Para Casper C. Jonge, da Universidade de Leiden, na Holanda, é também essencial o desenvolvimento das artes. A isso acrescenta o incentivo de Augusto aos professores estrangeiros que se queriam estabelecer em Roma e aí ensinar. O que a investigação de Jonge traz de novo é que a ideia de que professores de retórica e gramática gregos não eram um grupo à parte em Roma. Pelo contrário, conviviam com os romanos, trocavam opiniões sobre o seu trabalho e sentiam-se estimulados a desenvolver-se na literatura e na retórica.

Os gregos e a sua retórica são aliás uma importante influência para Augusto, como demonstrou Jonge na sua comunicação: a sua imagem pública, modesta e clara, está de acordo com os princípios gregos e é contrária à imagem que tiveram outros imperadores, como Tibério, sucessor de Augusto – este último acusava Tibério de usar “expressões pedantes”, conta o professor holandês.
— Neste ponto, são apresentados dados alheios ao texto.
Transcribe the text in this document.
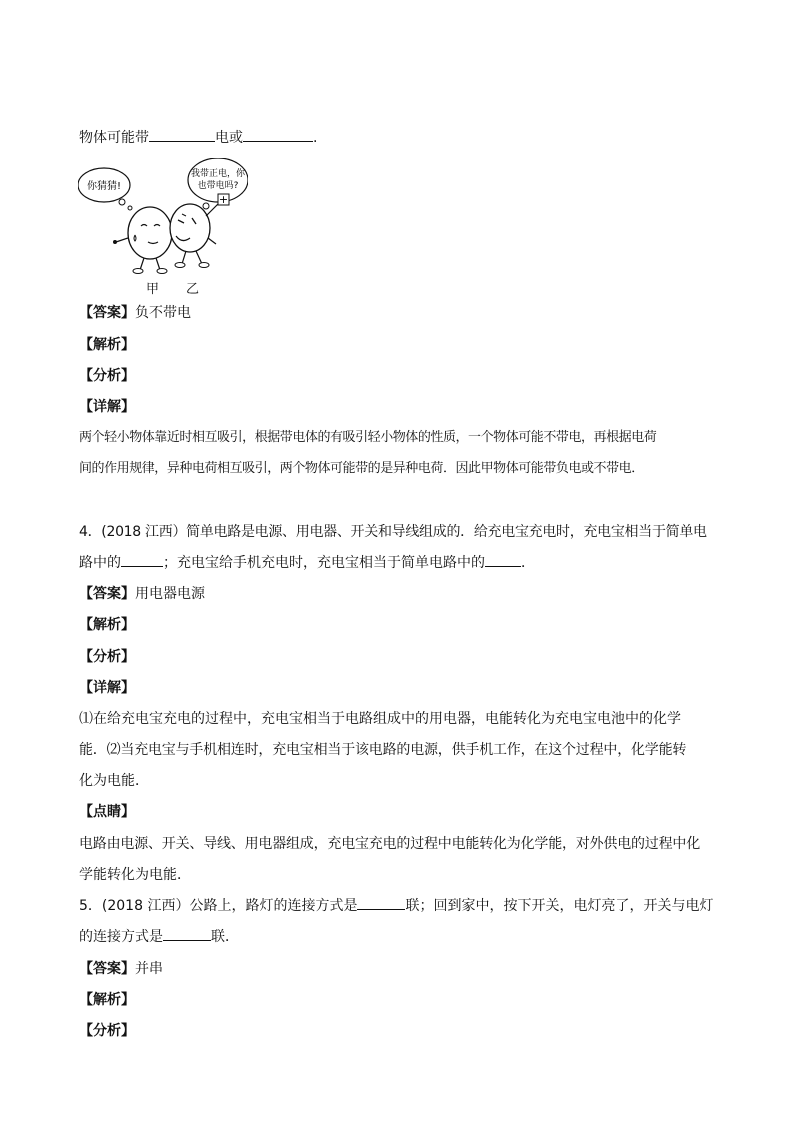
物体可能带	电或	.
你猜猜!
我带正电，你
也带电吗?
+
甲 乙
【答案】负不带电
【解析】
【分析】
【详解】
两个轻小物体靠近时相互吸引，根据带电体的有吸引轻小物体的性质，一个物体可能不带电，再根据电荷
间的作用规律，异种电荷相互吸引，两个物体可能带的是异种电荷．因此甲物体可能带负电或不带电．
4．(2018 江西）简单电路是电源、用电器、开关和导线组成的．给充电宝充电时，充电宝相当于简单电
路中的	；充电宝给手机充电时，充电宝相当于简单电路中的	．
【答案】用电器电源
【解析】
【分析】
【详解】
⑴在给充电宝充电的过程中，充电宝相当于电路组成中的用电器，电能转化为充电宝电池中的化学
能．⑵当充电宝与手机相连时，充电宝相当于该电路的电源，供手机工作，在这个过程中，化学能转
化为电能．
【点睛】
电路由电源、开关、导线、用电器组成，充电宝充电的过程中电能转化为化学能，对外供电的过程中化
学能转化为电能．
5．(2018 江西）公路上，路灯的连接方式是	联；回到家中，按下开关，电灯亮了，开关与电灯
的连接方式是	联．
【答案】并串
【解析】
【分析】
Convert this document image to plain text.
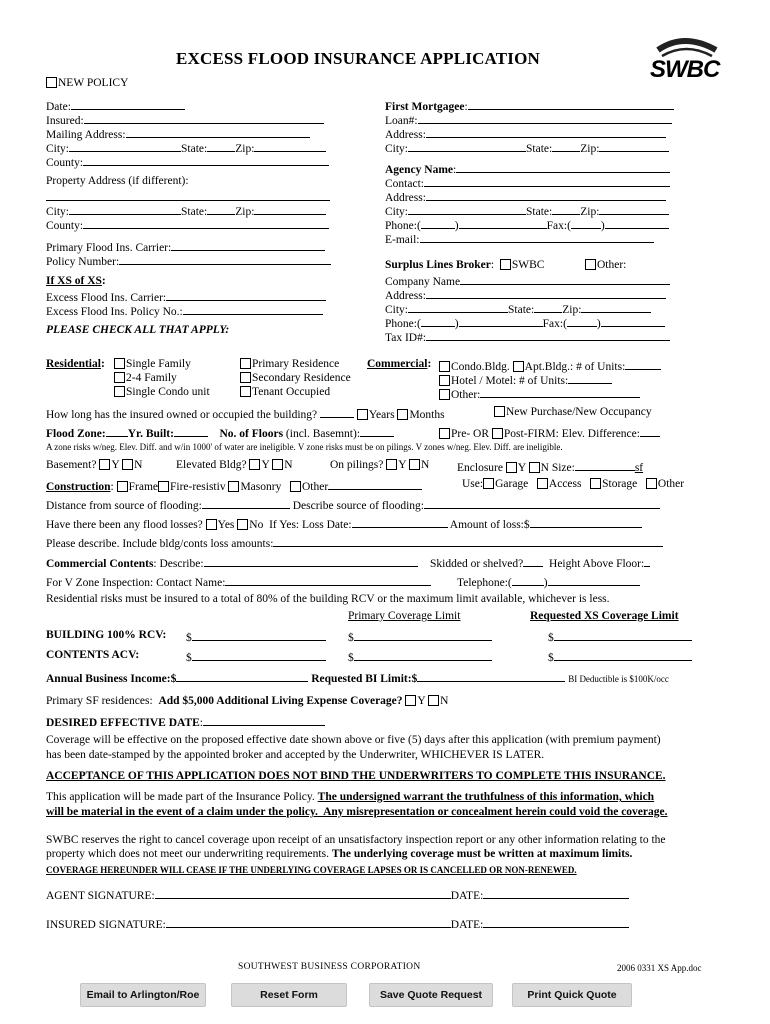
EXCESS FLOOD INSURANCE APPLICATION	SWBC
NEW POLICY
Date:
Insured:
Mailing Address:
City:	State: Zip:
County:
Property Address (if different):
City:	State: Zip:
County:
Primary Flood Ins. Carrier:
Policy Number:
If XS of XS:
Excess Flood Ins. Carrier:
Excess Flood Ins. Policy No.:
PLEASE CHECK ALL THAT APPLY:
First Mortgagee:
Loan#:
Address:
City:	State: Zip:
Agency Name:
Contact:
Address:
City:	State: Zip:
Phone:(	)	Fax:(	)
E-mail:
Surplus Lines Broker:  SWBC	Other:
Company Name
Address:
City:	State: Zip:
Phone:(	)	Fax:(	)
Tax ID#:
Residential:	Single Family
2-4 Family
Single Condo unit
Primary Residence
Secondary Residence
Tenant Occupied
Commercial:	Condo.Bldg. Apt.Bldg.: # of Units:
Hotel / Motel: # of Units:
Other:
How long has the insured owned or occupied the building?	Years Months	New Purchase/New Occupancy
Flood Zone: Yr. Built:	No. of Floors (incl. Basemnt):	Pre- OR Post-FIRM: Elev. Difference:
A zone risks w/neg. Elev. Diff. and w/in 1000' of water are ineligible. V zone risks must be on pilings. V zones w/neg. Elev. Diff. are ineligible.
Basement? Y N	Elevated Bldg? Y N	On pilings? Y N Enclosure Y N Size:	sf
Construction: Frame Fire-resistiv Masonry Other	Use: Garage Access Storage Other
Distance from source of flooding:	Describe source of flooding:
Have there been any flood losses? Yes No If Yes: Loss Date:	Amount of loss:$
Please describe. Include bldg/conts loss amounts:
Commercial Contents: Describe:	Skidded or shelved? Height Above Floor:
For V Zone Inspection: Contact Name:	Telephone:(	)
Residential risks must be insured to a total of 80% of the building RCV or the maximum limit available, whichever is less.
Primary Coverage Limit	Requested XS Coverage Limit
BUILDING 100% RCV: $	$	$
CONTENTS ACV:	$	$	$
Annual Business Income:$	Requested BI Limit:$	BI Deductible is $100K/occ
Primary SF residences: Add $5,000 Additional Living Expense Coverage? Y N
DESIRED EFFECTIVE DATE:
Coverage will be effective on the proposed effective date shown above or five (5) days after this application (with premium payment)
has been date-stamped by the appointed broker and accepted by the Underwriter, WHICHEVER IS LATER.
ACCEPTANCE OF THIS APPLICATION DOES NOT BIND THE UNDERWRITERS TO COMPLETE THIS INSURANCE.
This application will be made part of the Insurance Policy. The undersigned warrant the truthfulness of this information, which
will be material in the event of a claim under the policy. Any misrepresentation or concealment herein could void the coverage.
SWBC reserves the right to cancel coverage upon receipt of an unsatisfactory inspection report or any other information relating to the
property which does not meet our underwriting requirements. The underlying coverage must be written at maximum limits.
COVERAGE HEREUNDER WILL CEASE IF THE UNDERLYING COVERAGE LAPSES OR IS CANCELLED OR NON-RENEWED.
AGENT SIGNATURE:	DATE:
INSURED SIGNATURE:	DATE:
SOUTHWEST BUSINESS CORPORATION	2006 0331 XS App.doc
Email to Arlington/Roe	Reset Form	Save Quote Request	Print Quick Quote
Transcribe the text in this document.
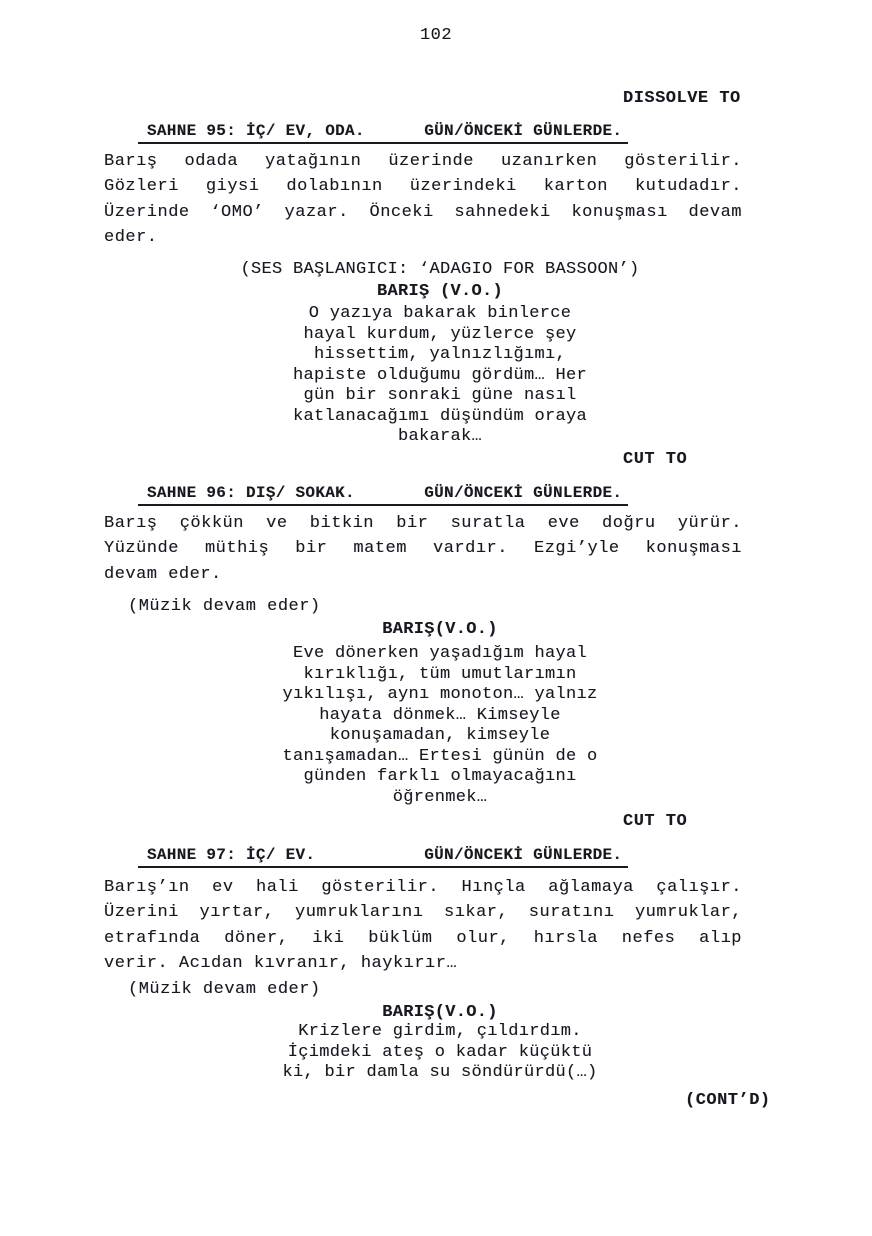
102
DISSOLVE TO
SAHNE 95: İÇ/ EV, ODA.      GÜN/ÖNCEKİ GÜNLERDE.
Barış odada yatağının üzerinde uzanırken gösterilir.
Gözleri giysi dolabının üzerindeki karton kutudadır.
Üzerinde ‘OMO’ yazar. Önceki sahnedeki konuşması devam
eder.
(SES BAŞLANGICI: ‘ADAGIO FOR BASSOON’)
BARIŞ (V.O.)
O yazıya bakarak binlerce
hayal kurdum, yüzlerce şey
hissettim, yalnızlığımı,
hapiste olduğumu gördüm… Her
gün bir sonraki güne nasıl
katlanacağımı düşündüm oraya
bakarak…
CUT TO
SAHNE 96: DIŞ/ SOKAK.       GÜN/ÖNCEKİ GÜNLERDE.
Barış çökkün ve bitkin bir suratla eve doğru yürür.
Yüzünde müthiş bir matem vardır. Ezgi’yle konuşması
devam eder.
(Müzik devam eder)
BARIŞ(V.O.)
Eve dönerken yaşadığım hayal
kırıklığı, tüm umutlarımın
yıkılışı, aynı monoton… yalnız
hayata dönmek… Kimseyle
konuşamadan, kimseyle
tanışamadan… Ertesi günün de o
günden farklı olmayacağını
öğrenmek…
CUT TO
SAHNE 97: İÇ/ EV.           GÜN/ÖNCEKİ GÜNLERDE.
Barış’ın ev hali gösterilir. Hınçla ağlamaya çalışır.
Üzerini yırtar, yumruklarını sıkar, suratını yumruklar,
etrafında döner, iki büklüm olur, hırsla nefes alıp
verir. Acıdan kıvranır, haykırır…
(Müzik devam eder)
BARIŞ(V.O.)
Krizlere girdim, çıldırdım.
İçimdeki ateş o kadar küçüktü
ki, bir damla su söndürürdü(…)
(CONT’D)
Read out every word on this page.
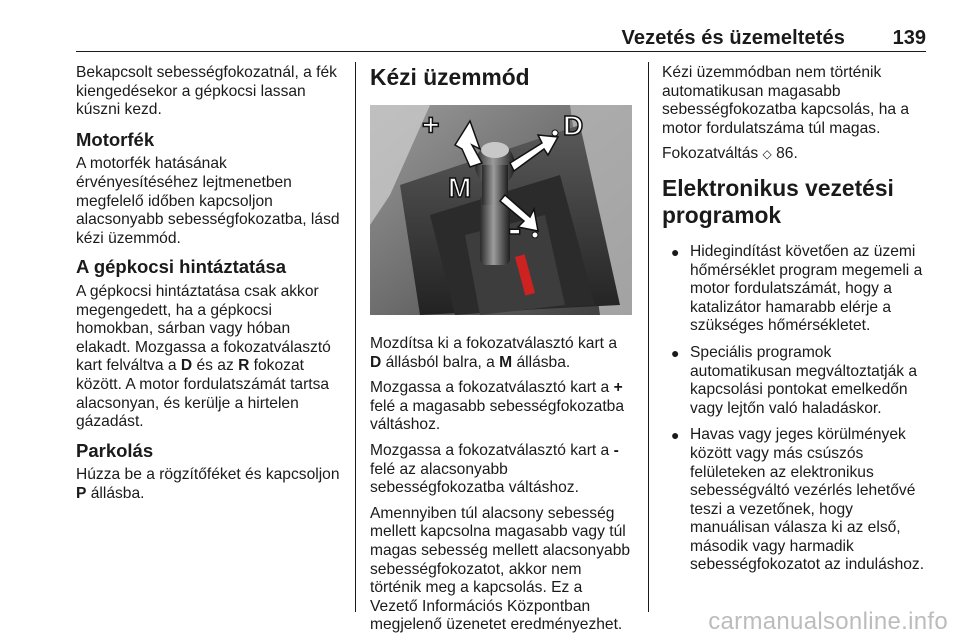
Vezetés és üzemeltetés 139

Bekapcsolt sebességfokozatnál, a fék kiengedésekor a gépkocsi lassan kúszni kezd.

Motorfék

A motorfék hatásának érvényesítéséhez lejtmenetben megfelelő időben kapcsoljon alacsonyabb sebességfokozatba, lásd kézi üzemmód.

A gépkocsi hintáztatása

A gépkocsi hintáztatása csak akkor megengedett, ha a gépkocsi homokban, sárban vagy hóban elakadt. Mozgassa a fokozatválasztó kart felváltva a D és az R fokozat között. A motor fordulatszámát tartsa alacsonyan, és kerülje a hirtelen gázadást.

Parkolás

Húzza be a rögzítőféket és kapcsoljon P állásba.

Kézi üzemmód
+	D
M
-

Mozdítsa ki a fokozatválasztó kart a D állásból balra, a M állásba.

Mozgassa a fokozatválasztó kart a + felé a magasabb sebességfokozatba váltáshoz.

Mozgassa a fokozatválasztó kart a - felé az alacsonyabb sebességfokozatba váltáshoz.

Amennyiben túl alacsony sebesség mellett kapcsolna magasabb vagy túl magas sebesség mellett alacsonyabb sebességfokozatot, akkor nem történik meg a kapcsolás. Ez a Vezető Információs Központban megjelenő üzenetet eredményezhet.

Kézi üzemmódban nem történik automatikusan magasabb sebességfokozatba kapcsolás, ha a motor fordulatszáma túl magas.

Fokozatváltás ◇ 86.

Elektronikus vezetési programok
● Hidegindítást követően az üzemi hőmérséklet program megemeli a motor fordulatszámát, hogy a katalizátor hamarabb elérje a szükséges hőmérsékletet.
● Speciális programok automatikusan megváltoztatják a kapcsolási pontokat emelkedőn vagy lejtőn való haladáskor.
● Havas vagy jeges körülmények között vagy más csúszós felületeken az elektronikus sebességváltó vezérlés lehetővé teszi a vezetőnek, hogy manuálisan válasza ki az első, második vagy harmadik sebességfokozatot az induláshoz.
carmanualsonline.info
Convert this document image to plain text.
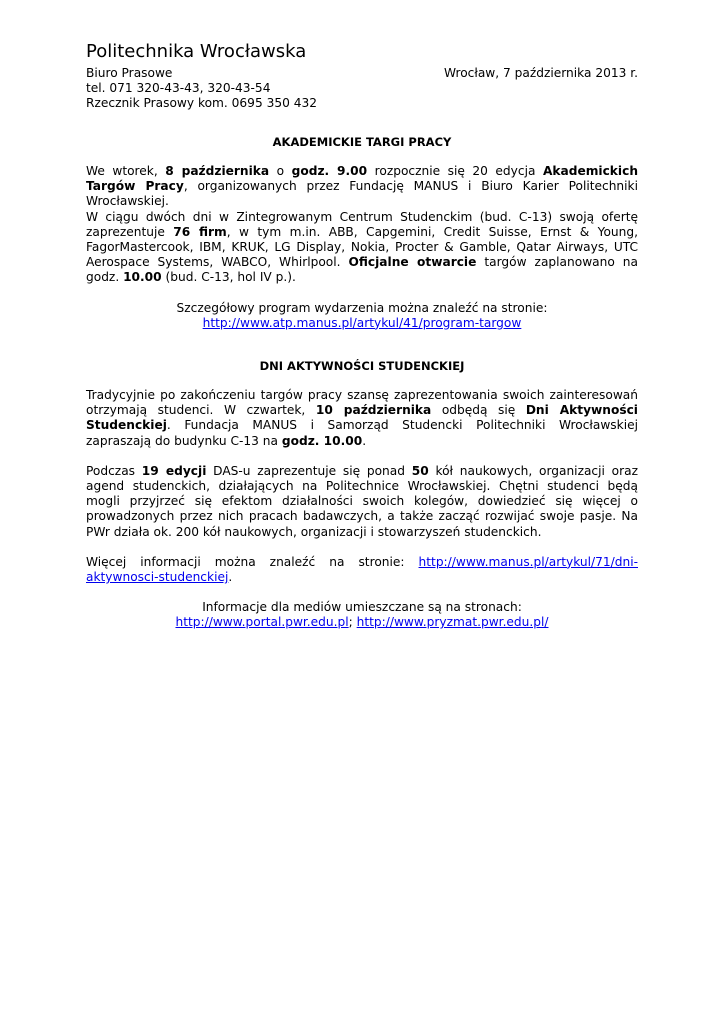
Politechnika Wrocławska
Biuro Prasowe	Wrocław, 7 października 2013 r.
tel. 071 320-43-43, 320-43-54
Rzecznik Prasowy kom. 0695 350 432
AKADEMICKIE TARGI PRACY

We wtorek, 8 października o godz. 9.00 rozpocznie się 20 edycja Akademickich Targów Pracy, organizowanych przez Fundację MANUS i Biuro Karier Politechniki Wrocławskiej.

W ciągu dwóch dni w Zintegrowanym Centrum Studenckim (bud. C-13) swoją ofertę zaprezentuje 76 firm, w tym m.in. ABB, Capgemini, Credit Suisse, Ernst & Young, FagorMastercook, IBM, KRUK, LG Display, Nokia, Procter & Gamble, Qatar Airways, UTC Aerospace Systems, WABCO, Whirlpool. Oficjalne otwarcie targów zaplanowano na godz. 10.00 (bud. C-13, hol IV p.).

Szczegółowy program wydarzenia można znaleźć na stronie:
http://www.atp.manus.pl/artykul/41/program-targow

DNI AKTYWNOŚCI STUDENCKIEJ

Tradycyjnie po zakończeniu targów pracy szansę zaprezentowania swoich zainteresowań otrzymają studenci. W czwartek, 10 października odbędą się Dni Aktywności Studenckiej. Fundacja MANUS i Samorząd Studencki Politechniki Wrocławskiej zapraszają do budynku C-13 na godz. 10.00.

Podczas 19 edycji DAS-u zaprezentuje się ponad 50 kół naukowych, organizacji oraz agend studenckich, działających na Politechnice Wrocławskiej. Chętni studenci będą mogli przyjrzeć się efektom działalności swoich kolegów, dowiedzieć się więcej o prowadzonych przez nich pracach badawczych, a także zacząć rozwijać swoje pasje. Na PWr działa ok. 200 kół naukowych, organizacji i stowarzyszeń studenckich.

Więcej informacji można znaleźć na stronie: http://www.manus.pl/artykul/71/dni-aktywnosci-studenckiej.

Informacje dla mediów umieszczane są na stronach:
http://www.portal.pwr.edu.pl; http://www.pryzmat.pwr.edu.pl/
“Queria apresentar-se como um homem comum – o que é apelativo para as audiências, contribui para a sua autoridade” disse Jonge ao PÚBLICO depois de na conferência ter lembrado que Marco António, que disputou o poder com Augusto depois da morte de Júlio César, queria ser admirado. "Augusto queria ser compreendido.”

Augusto, o imperador conservador que só usava roupas fiadas em casa pela filha e pela mulher, explicava-se no discurso político e apenas aí. “Todos aqueles monumentos apontam para ele, mas era difícil conhecê-lo. Ao contrário de Júlio César ou de Nero, não deixava ver muito do seu interior. Não sabemos muito do que pensava ou do que sentia”, explica Pandey. “Ele controlou a sua imagem pública não a exibindo muito. E o mistério é poderoso.”